Forum: Rejoinder
Purification & Errors
Iappreciate the very thoughtful responses to my essay by James Hitchcock and S. M. Hutchens. The former, in a survey of history few others would be capable of producing so effortlessly and compactly, supports the central point I made. That is, religious freedom as we have come to know it is hard to imagine apart from the inheritance of Christian civilization. The God of Abraham, Isaac, and Jacob, the God of Moses, the God whose Second Person is revealed to be Jesus Christ, is the God in whose image we are made, thus endowing us with an ineradicable dignity as free persons. As Hitchcock remarks more than once, the history of Christian violations of the freedom of religious belief and conscience is best accounted for in political terms, and not in theological ones. What I could little more than merely assert—that the history of religious freedom is a "tale of Christianity purifying itself"—Hitchcock actually shows, with episode after episode.

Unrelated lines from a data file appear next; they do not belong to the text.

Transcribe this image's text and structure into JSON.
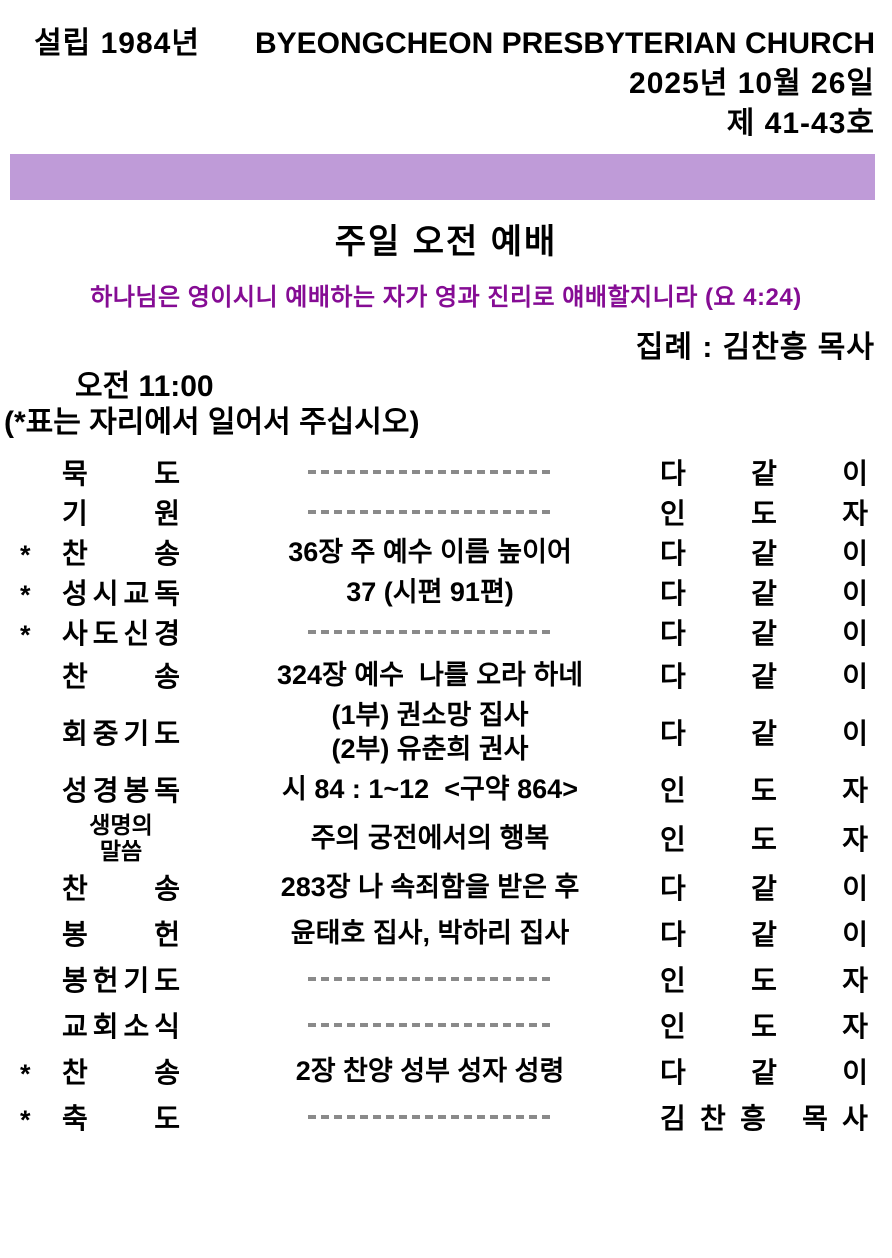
{
  "header": {
    "founded": "설립 1984년",
    "church_name": "BYEONGCHEON PRESBYTERIAN CHURCH",
    "date": "2025년 10월 26일",
    "issue_no": "제 41-43호"
  },
  "service": {
    "title": "주일 오전 예배",
    "verse": "하나님은 영이시니 예배하는 자가 영과 진리로 얘배할지니라 (요 4:24)",
    "officiant": "집례 : 김찬흥 목사",
    "time": "오전 11:00",
    "stand_note": "(*표는 자리에서 일어서 주십시오)"
  },
  "colors": {
    "band_purple": "#bf9bd8",
    "verse_purple": "#850c94",
    "dash_gray": "#8a8a8a"
  },
  "worship_order": {
    "rows": [
      {
        "star": "",
        "label": "묵도",
        "dashes": true,
        "right": "다같이"
      },
      {
        "star": "",
        "label": "기원",
        "dashes": true,
        "right": "인도자"
      },
      {
        "star": "*",
        "label": "찬송",
        "content": "36장 주 예수 이름 높이어",
        "right": "다같이"
      },
      {
        "star": "*",
        "label": "성시교독",
        "content": "37 (시편 91편)",
        "right": "다같이"
      },
      {
        "star": "*",
        "label": "사도신경",
        "dashes": true,
        "right": "다같이"
      },
      {
        "star": "",
        "label": "찬송",
        "content": "324장 예수  나를 오라 하네",
        "right": "다같이"
      },
      {
        "star": "",
        "label": "회중기도",
        "content_lines": [
          "(1부) 권소망 집사",
          "(2부) 유춘희 권사"
        ],
        "right": "다같이"
      },
      {
        "star": "",
        "label": "성경봉독",
        "content": "시 84 : 1~12  <구약 864>",
        "right": "인도자"
      },
      {
        "star": "",
        "label_lines": [
          "생명의",
          "말씀"
        ],
        "content": "주의 궁전에서의 행복",
        "right": "인도자"
      },
      {
        "star": "",
        "label": "찬송",
        "content": "283장 나 속죄함을 받은 후",
        "right": "다같이"
      },
      {
        "star": "",
        "label": "봉헌",
        "content": "윤태호 집사, 박하리 집사",
        "right": "다같이"
      },
      {
        "star": "",
        "label": "봉헌기도",
        "dashes": true,
        "right": "인도자"
      },
      {
        "star": "",
        "label": "교회소식",
        "dashes": true,
        "right": "인도자"
      },
      {
        "star": "*",
        "label": "찬송",
        "content": "2장 찬양 성부 성자 성령",
        "right": "다같이"
      },
      {
        "star": "*",
        "label": "축도",
        "dashes": true,
        "right": "김찬흥 목사"
      }
    ]
  }
}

This is by no means to say that religious freedom is a peculiarly Christian idea, intelligible only within that one religious tradition. On the contrary, religious freedom rests on truths about the human condition that are accessible to all rational persons, whatever their religious beliefs (or lack thereof). But the burden of my argument was that the idea of religious freedom has a historical pedigree more ancient than the secular "Enlightenment," that that pedigree is coterminous with the Christian tradition and has grown out of it, and that therefore it is a fatal error to consider religious freedom as a dispensation of anti-Christian or irreligious modernity.
For his part, Hutchens supports my central argument as well, though not (I think) intentionally. He returns to Locke as though modern ideas of religious freedom owe everything to him and to no one else, but as I argued and as Hitchcock has shown, this is a mistake. Hutchens accuses Locke of heresy, a charge with which I will not quarrel—but a heretic is still a Christian, however wrong he may be. Most importantly, Hutchens gives the following as his "central assertion" in response to my essay: "Any acceptable concept of 'toleration' among Christians is to be placed securely in the context of a teleology in which the sufferance of error when not responded to by the repentance and amendment for which it is granted, is met by condemnation and judgment."
This strikes me as a sound theological principle, however much some people may shrink from it as a harshly unecumenical wooden pew in our softly upholstered age. Hutchens is a Protestant; I am a Catholic. We understand each other perfectly if we greet one another frankly and say that we cannot both be right about where we stand in the divided Body of Christ. That is not the beginning of a political controversy between adversaries but of a religious conversation between friends. For Hutchens never begins to make the case for establishing this theological stance about error, repentance, and amendment as a political principle to be placed in the care of a magistrate wielding the sword of public justice. Hence he makes a kind of category error, of the sort that recurs among the actors in the history that Hitchcock sketches.
I agree with Hutchens that "the vipers are wide awake and biting in this generation." But that is not because, as he suggests, we have made a "fixed right of religious toleration" (I would say freedom, not toleration, but will let that go here). It is because we have misunderstood the meaning, the justification, the purpose, and the history of religious freedom in our law and politics. These are the misunderstandings my essay invited us to begin to overcome. •
Matthew J. Franck is the director of the William E. and Carol G. Simon Center on Religion and the Constitution at the Witherspoon Institute in Princeton, New Jersey.